The Association of Southeast Asian Nations – ASEAN for short, is an association that today consists of 10 Southeast Asian states. In 1967, Thailand, Indonesia, the Philippines, Singapore and Malaysia founded ASEAN. The aim was to improve economic, political and social cooperation. Another objective was to balance political
conflicts between these countries that existed as a consequence of decolonization and post-colonial state-building. During Cold War, ASEAN members wanted to contain the influence of communism in their region. Times changed. Old enemies became new partners and in the second half of the 1990s, Vietnam, Laos, Myanmar and Cambodia joined ASEAN. The collapse of the USSR, the founding of
the WTO and a financial crisis in Asia prompted members to deepen their relations and adapt to the new situation. In the 2000s, free trade agreements were concluded with India, China, South Korea, Australia, NewZealand and Japan. In the future the entire region will be merged into one large free trade zone. Since 2001, the “ASEAN Summit” takes place annually. It is a meeting of the heads of state and
government, where current problems are discussed and solutions are worked out. On 15th December, 2008, the ASEAN Charter came into force, giving the association the status of a legal person. Principles of non-intervention and consensual decision-taking remained unchanged by the Charter and became part of it. (This neutrality, being of top priority shall
protect the economic cooperation but also faces criticism, since it means that in very
few cases decisions are taken). Decisions are generally made by consensus; no member can be forced to something. As a result, the group rarely appears to be
closed. Today, ASEAN is based on three pillars:
As a political and security community to ensure peace; as an economic community with a strong domestic market; and as a social and cultural community (including a common identity) ASEAN faces a number of challenges, especially in relation to social and environmental justice. Countries such as Vietnam or the Philippines are particularly vulnerable to climate change and already feel its impacts today. Nevertheless member states plan to meet the energy demand and ensure supply primarily by making use of climate-damaging coal. Indonesia plans to build 117 new coal-fired power plants by 2025. Myanmar invests in coal and gigantic hydroelectric power plants. Laos builds dams on the Mekong.
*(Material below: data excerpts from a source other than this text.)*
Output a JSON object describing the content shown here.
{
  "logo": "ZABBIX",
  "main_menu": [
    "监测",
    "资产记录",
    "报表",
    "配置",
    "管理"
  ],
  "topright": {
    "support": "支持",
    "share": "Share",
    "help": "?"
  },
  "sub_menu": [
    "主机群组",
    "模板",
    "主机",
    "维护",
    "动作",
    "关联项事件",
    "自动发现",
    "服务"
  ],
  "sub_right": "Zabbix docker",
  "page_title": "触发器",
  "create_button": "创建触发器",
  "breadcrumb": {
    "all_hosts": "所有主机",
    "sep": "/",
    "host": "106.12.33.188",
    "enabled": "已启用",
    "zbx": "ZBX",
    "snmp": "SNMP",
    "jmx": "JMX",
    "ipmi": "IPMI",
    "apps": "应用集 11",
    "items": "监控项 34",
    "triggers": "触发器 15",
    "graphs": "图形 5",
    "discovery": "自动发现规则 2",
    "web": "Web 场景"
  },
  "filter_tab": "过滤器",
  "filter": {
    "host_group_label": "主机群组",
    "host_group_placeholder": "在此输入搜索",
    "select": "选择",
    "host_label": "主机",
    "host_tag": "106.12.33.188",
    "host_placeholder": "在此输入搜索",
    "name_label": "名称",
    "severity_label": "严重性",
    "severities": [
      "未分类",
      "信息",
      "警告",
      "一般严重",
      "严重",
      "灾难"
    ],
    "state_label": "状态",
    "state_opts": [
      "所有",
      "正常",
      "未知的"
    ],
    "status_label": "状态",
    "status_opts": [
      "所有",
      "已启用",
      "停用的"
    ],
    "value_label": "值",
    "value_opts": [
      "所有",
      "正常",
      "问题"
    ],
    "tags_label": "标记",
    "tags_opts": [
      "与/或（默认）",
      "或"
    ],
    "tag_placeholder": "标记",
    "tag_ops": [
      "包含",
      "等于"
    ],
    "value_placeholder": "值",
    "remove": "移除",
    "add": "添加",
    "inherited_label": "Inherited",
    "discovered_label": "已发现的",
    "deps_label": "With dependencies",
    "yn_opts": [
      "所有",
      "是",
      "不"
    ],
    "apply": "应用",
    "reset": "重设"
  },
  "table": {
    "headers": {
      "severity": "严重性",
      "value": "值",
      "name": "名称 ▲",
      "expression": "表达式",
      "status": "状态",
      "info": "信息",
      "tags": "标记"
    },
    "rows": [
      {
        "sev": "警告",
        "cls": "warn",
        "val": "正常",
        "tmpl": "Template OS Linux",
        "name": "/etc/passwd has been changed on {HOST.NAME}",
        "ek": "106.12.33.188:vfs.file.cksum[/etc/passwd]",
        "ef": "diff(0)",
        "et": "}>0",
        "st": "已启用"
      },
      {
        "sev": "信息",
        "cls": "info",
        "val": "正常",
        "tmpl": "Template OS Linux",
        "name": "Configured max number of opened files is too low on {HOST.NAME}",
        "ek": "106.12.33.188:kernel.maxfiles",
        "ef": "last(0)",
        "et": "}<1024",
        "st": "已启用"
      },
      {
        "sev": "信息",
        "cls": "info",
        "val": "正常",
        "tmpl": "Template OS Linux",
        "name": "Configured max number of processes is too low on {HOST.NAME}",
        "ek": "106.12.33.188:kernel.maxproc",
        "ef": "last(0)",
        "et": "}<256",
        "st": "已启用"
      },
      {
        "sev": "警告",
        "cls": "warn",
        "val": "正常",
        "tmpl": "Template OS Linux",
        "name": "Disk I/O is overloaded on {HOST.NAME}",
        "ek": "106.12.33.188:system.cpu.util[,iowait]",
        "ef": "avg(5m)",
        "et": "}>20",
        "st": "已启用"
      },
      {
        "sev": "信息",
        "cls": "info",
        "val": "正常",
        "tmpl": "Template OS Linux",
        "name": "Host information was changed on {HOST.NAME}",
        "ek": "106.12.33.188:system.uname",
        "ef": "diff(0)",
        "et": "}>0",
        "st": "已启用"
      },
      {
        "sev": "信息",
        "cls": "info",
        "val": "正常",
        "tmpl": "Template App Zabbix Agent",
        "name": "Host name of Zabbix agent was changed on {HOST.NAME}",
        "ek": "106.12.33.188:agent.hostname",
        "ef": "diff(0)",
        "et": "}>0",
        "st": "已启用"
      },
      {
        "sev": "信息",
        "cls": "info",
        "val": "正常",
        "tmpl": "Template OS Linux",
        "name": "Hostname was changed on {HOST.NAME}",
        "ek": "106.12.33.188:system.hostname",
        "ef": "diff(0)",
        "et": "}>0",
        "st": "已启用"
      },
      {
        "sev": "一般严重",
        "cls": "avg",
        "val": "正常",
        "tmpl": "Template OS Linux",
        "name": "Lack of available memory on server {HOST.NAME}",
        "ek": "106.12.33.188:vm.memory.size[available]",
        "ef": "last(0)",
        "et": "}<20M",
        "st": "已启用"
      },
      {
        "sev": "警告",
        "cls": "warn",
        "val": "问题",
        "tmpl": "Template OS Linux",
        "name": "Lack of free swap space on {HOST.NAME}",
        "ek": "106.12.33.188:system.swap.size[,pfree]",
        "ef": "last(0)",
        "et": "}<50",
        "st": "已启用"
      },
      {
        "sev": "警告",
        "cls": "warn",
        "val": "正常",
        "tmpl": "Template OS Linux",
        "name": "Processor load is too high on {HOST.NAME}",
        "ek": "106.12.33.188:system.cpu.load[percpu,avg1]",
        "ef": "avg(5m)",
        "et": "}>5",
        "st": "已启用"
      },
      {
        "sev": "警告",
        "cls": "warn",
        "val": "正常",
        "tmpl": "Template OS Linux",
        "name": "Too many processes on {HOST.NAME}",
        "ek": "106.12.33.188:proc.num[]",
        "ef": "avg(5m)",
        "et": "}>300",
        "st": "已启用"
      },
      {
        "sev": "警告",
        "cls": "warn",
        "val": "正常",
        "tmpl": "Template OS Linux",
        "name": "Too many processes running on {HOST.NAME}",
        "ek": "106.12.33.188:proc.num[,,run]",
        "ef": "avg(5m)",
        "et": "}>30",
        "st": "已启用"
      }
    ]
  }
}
The result is that Vietnam loses water in
the Mekong Delta. However, fossil fuels for example are not
necessary to cover the lack of energy. Renewable energy sources, ranging from solar energy to biomass and wind power, have enormous potentials in the region.
They too would promote the local economy and provide sustainable jobs. Large areas of precious rainforest are burnt down for palm oil plantations and cattle feed cultivation all over Indonesia. The haze of these fires covers large parts of Indonesia, Singapore and Malaysia. Pollution continues even though in 2003 a which should reduce forest fires, environmental degradation and air pollution. As such problems cross borders, ASEAN must tackle them in a joint effort and think beyond borders. This can be done, for example, by taking up the suggestions made by CSOs (civil society organizations) aiming at installing a fourth Pillar: the environmental pillar. It must ensure that the ecological limits
are taken into account in the growth debate.
Only in case civil society is informed transparently and gets much more involved, acting free from State repression, social and environmental justice can arise. Serve people rather than profit!